Foods: I am a serious
foodie. Lots of people say they love to
cook and are really into cooking but they pale into mere amateurism
compared to me. I’m probably one of the most dedicated foodies you
will meet who’s not directly involved in the food industry. I don’t
really know what attracts me so much to cooking and I sometimes get
the feeling that it’s merely a convenient conduit for my interests
in
obsessions
in general. Part of it is that I feel cooking and
programming are so alike in
that they involve this raw creative process where you fashion this
tangible product which you get to later point to as something
birthed directly from your hands. Part of it is what the French
call
métier
for which I guess the best English translation is “
craftsmanship” where cooking
is has this notion of
refinement and
incremental improvement
which I find is missing from much of programming. Part of it is
that cooking, more than even programming, brings me into what
Csikszentmihalyi called the
state of
flow where
time just seems to stop and you become completely shutoff from the
outside world and absorbed with the task at hand. What I can say is
that I bring the same level of dedication and commitment to cooking
as I do to my research work and I can quite confidently say that
what I put out is pretty fucking special.

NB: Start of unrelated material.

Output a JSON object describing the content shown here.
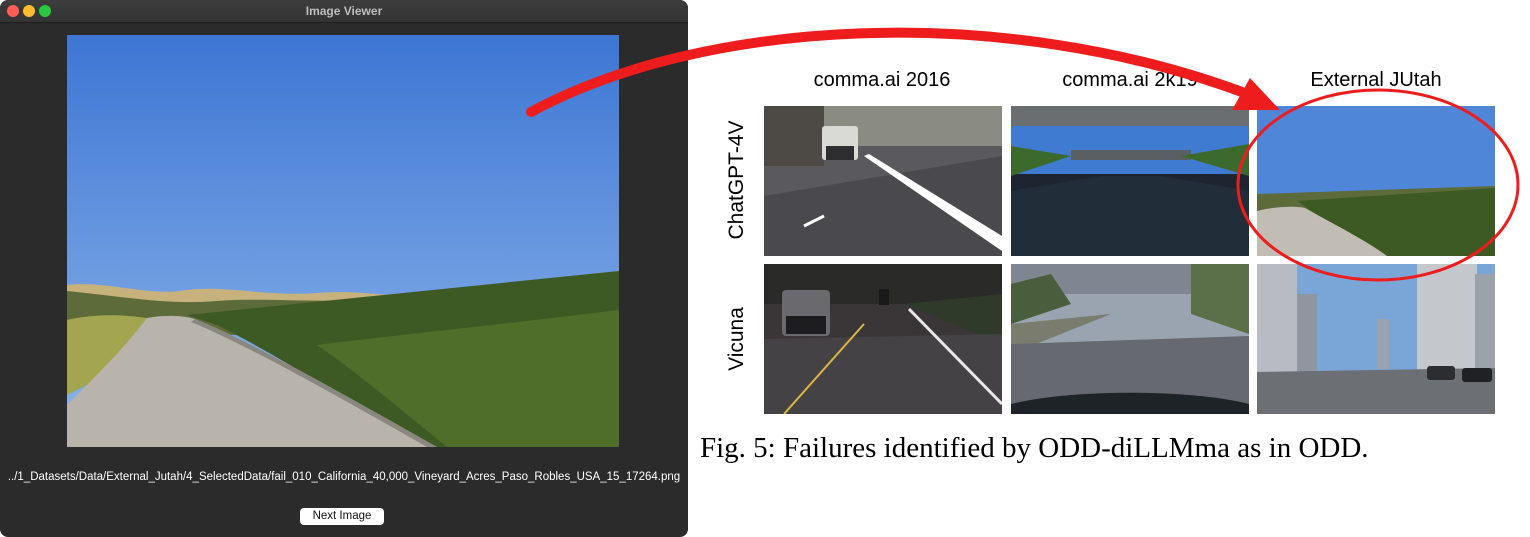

Music: I seem to have a rare cognitive disorder that disables the
part of my brain that lets me connect with music on an emotional
level. I know it seems weird and I’ve never met someone else who is
like me but I just totally don’t get what music is all about. On
the downside, it sucks not being able to appreciate what seems to
be a fundamental part of the human experience and the only way I
can really comprehend how much I’m missing out on is by imagining
what my life would be like if I didn’t care a whit about food. On
the plus side, I can totally one-up any
myspace emo jerk on their
musical obscurity.
The six things I could never do without
1. My
Creative
Force: It feels like everything I do in my life from
programming to cooking to conversation stems from this drive to
create something and be able to point to it and say “I did that”.
The idea that I could start with this blank slate of raw materials
and fashion something that is of genuine value to the world taps
into something deep inside of me.
2.
Intellectual Curiosity:
The idea that 90% of everything there is to know could be boring to
someone is a concept that is totally alien to me. How could you be
a engineer who is not interested in linguistics or a painter who
isn’t fascinated by game theory? I acknowledge that there are
people who have their own, narrowly defined sphere of interest and
everything outside of that might as well be
Urdu Tax Procedures but I
could never live that life.
3.
Humility:
Humility may not be the best word to describe this but it’s being
open to the possibility that other people hold equally legitimate
viewpoints as you and that, when they disagree with you, it could
be you who is wrong on some of your most cherished beliefs.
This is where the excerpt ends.